La défaite de 1940, histoire d’un traumatisme (2/3)

 
Char lourd français B1-Bis, ayant gagné la bataille de Stonne, le 16 Mai 1940, en anéantissant 13 Panzer III et IV embusqués en quelques minutes.

Char lourd français B1-Bis, ayant gagné la bataille de Stonne, le 16 Mai 1940, en anéantissant 13 Panzer III et IV embusqués en quelques minutes.

 

Des alliés peu fiables pour une guerre lointaine

Depuis 1904, la France est alliée avec le Royaume-Uni dans ce qui sera connu comme « l’Entente cordiale ». Comment expliquer un tel rapprochement entre deux nations historiquement ennemies ? Londres craint l’Empire allemand depuis que ce dernier, unifié en 1871 au détriment de Paris, s’est lancé dans une œuvre impérialiste et maritime en construisant une grande flotte de guerre. À la recherche d’alliés potentiels pour contenir l’expansionnisme germanique, l’Angleterre entre dans l’alliance établie par la France et la Russie depuis 1892 dans ce but précis. Une fois la Grande Guerre remportée et l’Allemagne affaiblie, elle montre des signes d’hostilité envers son ancien allié français. Prenant le parti de Berlin à de nombreuses reprises (invasion de la Ruhr en 1923, remilitarisation de la Rhénanie et annexion de l’Autriche en 1936, annexion des Sudètes en 1938…), le but est simple : contenir l’impérialisme français dans une logique historique d’équilibre des puissances en Europe. Ce n’est que lorsque la Pologne est envahie par l’Allemagne en 1939 que le Royaume-Uni sonne la charge en emmenant la France avec elle.

Côté américain, les relations sont encore plus tendues. Entrée tardivement dans le conflit (avril 1917), l’Amérique a rapidement imposé sa loi quant à la paix acquise. Principaux créditeurs des nations européennes ruinées par quatre années de guerre, les États-Unis perpétuent la diplomatie britannique traditionnelle développée plus haut. S’ils sont entrés en guerre pour éviter l’hégémonie allemande, ce n’est pas pour voir naître une hégémonie française. De plus, ancrés dans une tradition isolationniste, ils refusent de ratifier le traité de Versailles, sortant de facto de la coalition de 1918. Protestant contre les véhémences guerrières (et pourtant légitimes) de la France des années 1920, ils financent le redressement économique de l’Allemagne, alimentant, sciemment ou non, le projet de revanche mis au point par la République de Weimar dès le lendemain de la guerre. Pour Washington, la France est un rempart indestructible qui saura épuiser les éventuelles revendications belliqueuses venues d’outre-Rhin. D’ici là, ils auront pleinement eu le temps de mobiliser et de fournir en matériel et financements les belligérants. On comprend aisément leur choc et effroi lorsqu’ils assistèrent à la chute de la France, les forçant à provoquer le Japon pour entrer en guerre.

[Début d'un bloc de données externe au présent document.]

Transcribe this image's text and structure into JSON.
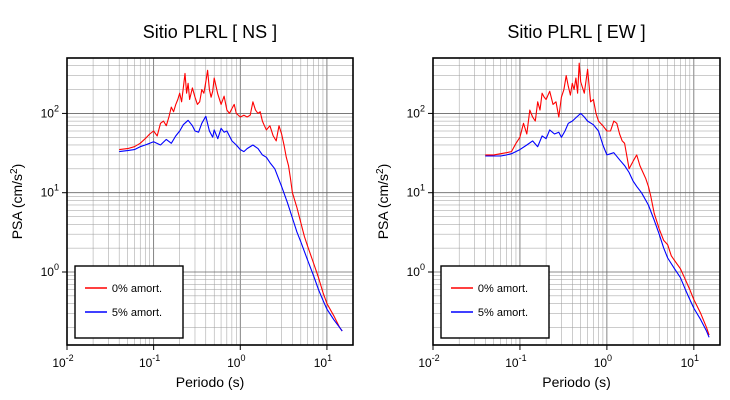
{
  "chart_data": [
    {
      "type": "line",
      "title": "Sitio PLRL [ NS ]",
      "xlabel": "Periodo (s)",
      "ylabel": "PSA (cm/s2)",
      "xscale": "log",
      "yscale": "log",
      "xlim": [
        0.01,
        20
      ],
      "ylim": [
        0.12,
        500
      ],
      "xticks": [
        0.01,
        0.1,
        1,
        10
      ],
      "yticks": [
        1,
        10,
        100
      ],
      "grid": true,
      "legend_position": "bottom-left",
      "series": [
        {
          "name": "0% amort.",
          "color": "#ff0000",
          "x": [
            0.04,
            0.05,
            0.06,
            0.07,
            0.08,
            0.09,
            0.1,
            0.11,
            0.12,
            0.13,
            0.14,
            0.15,
            0.16,
            0.17,
            0.18,
            0.19,
            0.2,
            0.21,
            0.22,
            0.23,
            0.24,
            0.25,
            0.26,
            0.28,
            0.3,
            0.32,
            0.34,
            0.36,
            0.38,
            0.4,
            0.42,
            0.44,
            0.46,
            0.48,
            0.5,
            0.55,
            0.6,
            0.65,
            0.7,
            0.75,
            0.8,
            0.85,
            0.9,
            1.0,
            1.1,
            1.2,
            1.3,
            1.4,
            1.5,
            1.6,
            1.7,
            1.8,
            1.9,
            2.0,
            2.2,
            2.4,
            2.6,
            2.8,
            3.0,
            3.2,
            3.4,
            3.6,
            3.8,
            4.0,
            4.5,
            5.0,
            5.5,
            6.0,
            7.0,
            8.0,
            9.0,
            10.0,
            12.0,
            14.0,
            15.0
          ],
          "y": [
            35,
            36,
            38,
            42,
            48,
            55,
            60,
            52,
            75,
            80,
            70,
            90,
            120,
            105,
            130,
            150,
            180,
            140,
            210,
            320,
            180,
            240,
            150,
            210,
            160,
            130,
            140,
            200,
            180,
            250,
            350,
            200,
            160,
            190,
            280,
            175,
            130,
            165,
            110,
            100,
            115,
            130,
            100,
            90,
            95,
            90,
            95,
            140,
            110,
            100,
            105,
            80,
            70,
            62,
            70,
            52,
            45,
            70,
            55,
            40,
            28,
            22,
            15,
            10,
            6.5,
            4.2,
            2.8,
            2.1,
            1.3,
            0.85,
            0.55,
            0.4,
            0.28,
            0.2,
            0.18
          ]
        },
        {
          "name": "5% amort.",
          "color": "#0000ff",
          "x": [
            0.04,
            0.05,
            0.06,
            0.07,
            0.08,
            0.09,
            0.1,
            0.12,
            0.14,
            0.16,
            0.18,
            0.2,
            0.22,
            0.25,
            0.28,
            0.3,
            0.33,
            0.36,
            0.4,
            0.44,
            0.48,
            0.5,
            0.55,
            0.6,
            0.65,
            0.7,
            0.8,
            0.9,
            1.0,
            1.1,
            1.2,
            1.4,
            1.6,
            1.8,
            2.0,
            2.2,
            2.5,
            3.0,
            3.5,
            4.0,
            4.5,
            5.0,
            6.0,
            7.0,
            8.0,
            9.0,
            10.0,
            12.0,
            14.0,
            15.0
          ],
          "y": [
            33,
            34,
            35,
            38,
            40,
            42,
            44,
            40,
            47,
            42,
            52,
            60,
            72,
            82,
            70,
            60,
            58,
            75,
            92,
            60,
            50,
            62,
            48,
            65,
            58,
            60,
            45,
            40,
            35,
            33,
            36,
            40,
            36,
            30,
            28,
            24,
            20,
            12,
            7.5,
            4.8,
            3.2,
            2.4,
            1.4,
            0.9,
            0.6,
            0.44,
            0.34,
            0.25,
            0.2,
            0.18
          ]
        }
      ]
    },
    {
      "type": "line",
      "title": "Sitio PLRL [ EW ]",
      "xlabel": "Periodo (s)",
      "ylabel": "PSA (cm/s2)",
      "xscale": "log",
      "yscale": "log",
      "xlim": [
        0.01,
        20
      ],
      "ylim": [
        0.12,
        500
      ],
      "xticks": [
        0.01,
        0.1,
        1,
        10
      ],
      "yticks": [
        1,
        10,
        100
      ],
      "grid": true,
      "legend_position": "bottom-left",
      "series": [
        {
          "name": "0% amort.",
          "color": "#ff0000",
          "x": [
            0.04,
            0.05,
            0.06,
            0.07,
            0.08,
            0.09,
            0.1,
            0.11,
            0.12,
            0.13,
            0.14,
            0.15,
            0.16,
            0.17,
            0.18,
            0.19,
            0.2,
            0.22,
            0.24,
            0.26,
            0.28,
            0.3,
            0.32,
            0.34,
            0.36,
            0.38,
            0.4,
            0.42,
            0.44,
            0.46,
            0.48,
            0.5,
            0.55,
            0.6,
            0.65,
            0.7,
            0.75,
            0.8,
            0.9,
            1.0,
            1.1,
            1.2,
            1.3,
            1.4,
            1.5,
            1.6,
            1.8,
            2.0,
            2.2,
            2.4,
            2.6,
            2.8,
            3.0,
            3.2,
            3.5,
            4.0,
            4.5,
            5.0,
            5.5,
            6.0,
            7.0,
            8.0,
            9.0,
            10.0,
            12.0,
            14.0,
            15.0
          ],
          "y": [
            30,
            30,
            31,
            32,
            33,
            42,
            50,
            75,
            55,
            110,
            90,
            80,
            140,
            110,
            180,
            160,
            150,
            190,
            130,
            140,
            90,
            160,
            200,
            300,
            220,
            170,
            240,
            200,
            280,
            180,
            430,
            250,
            180,
            360,
            140,
            150,
            100,
            80,
            70,
            60,
            60,
            80,
            75,
            55,
            45,
            42,
            20,
            25,
            30,
            22,
            18,
            15,
            12,
            9,
            5.5,
            3.5,
            2.5,
            2.2,
            1.6,
            1.4,
            1.1,
            0.8,
            0.6,
            0.45,
            0.3,
            0.2,
            0.16
          ]
        },
        {
          "name": "5% amort.",
          "color": "#0000ff",
          "x": [
            0.04,
            0.05,
            0.06,
            0.07,
            0.08,
            0.1,
            0.12,
            0.14,
            0.16,
            0.18,
            0.2,
            0.22,
            0.25,
            0.28,
            0.3,
            0.33,
            0.36,
            0.4,
            0.45,
            0.5,
            0.55,
            0.6,
            0.7,
            0.8,
            0.9,
            1.0,
            1.2,
            1.4,
            1.6,
            1.8,
            2.0,
            2.2,
            2.5,
            3.0,
            3.5,
            4.0,
            4.5,
            5.0,
            6.0,
            7.0,
            8.0,
            9.0,
            10.0,
            12.0,
            14.0,
            15.0
          ],
          "y": [
            29,
            29,
            29,
            30,
            31,
            35,
            40,
            45,
            38,
            52,
            48,
            62,
            55,
            58,
            50,
            60,
            75,
            80,
            90,
            100,
            90,
            80,
            72,
            60,
            40,
            30,
            32,
            26,
            22,
            18,
            14,
            12,
            10,
            7,
            4.5,
            3,
            2,
            1.5,
            1.1,
            0.85,
            0.6,
            0.45,
            0.35,
            0.25,
            0.18,
            0.15
          ]
        }
      ]
    }
  ]
}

Enfin, il convient d’insister sur le fait que la guerre n’est, pour beaucoup de Français, pas justifiée. La Pologne est un pays lointain pour lequel il n’est pas mérité d’entrer dans une nouvelle guerre. Parce que la France n’a pas été directement agressée par l’Allemagne en 1939, le pays se retrouve dans la même situation que les États-Unis de 1917 à devoir défendre une guerre étrangère. Quand bien même cela n’enlèvera pas la détermination guerrière des soldats français au moment de l’invasion en 1940, cela permet d’expliquer le manque d’unité politique et l’absence de toute « Union sacrée ». De plus, l’Union soviétique, partie gagnante dans l’invasion de la Pologne, ordonne au Parti communiste français de défendre la paix, l’écartant immédiatement de toute alliance alors que celui-ci était près à y adhérer jusqu’à cette date.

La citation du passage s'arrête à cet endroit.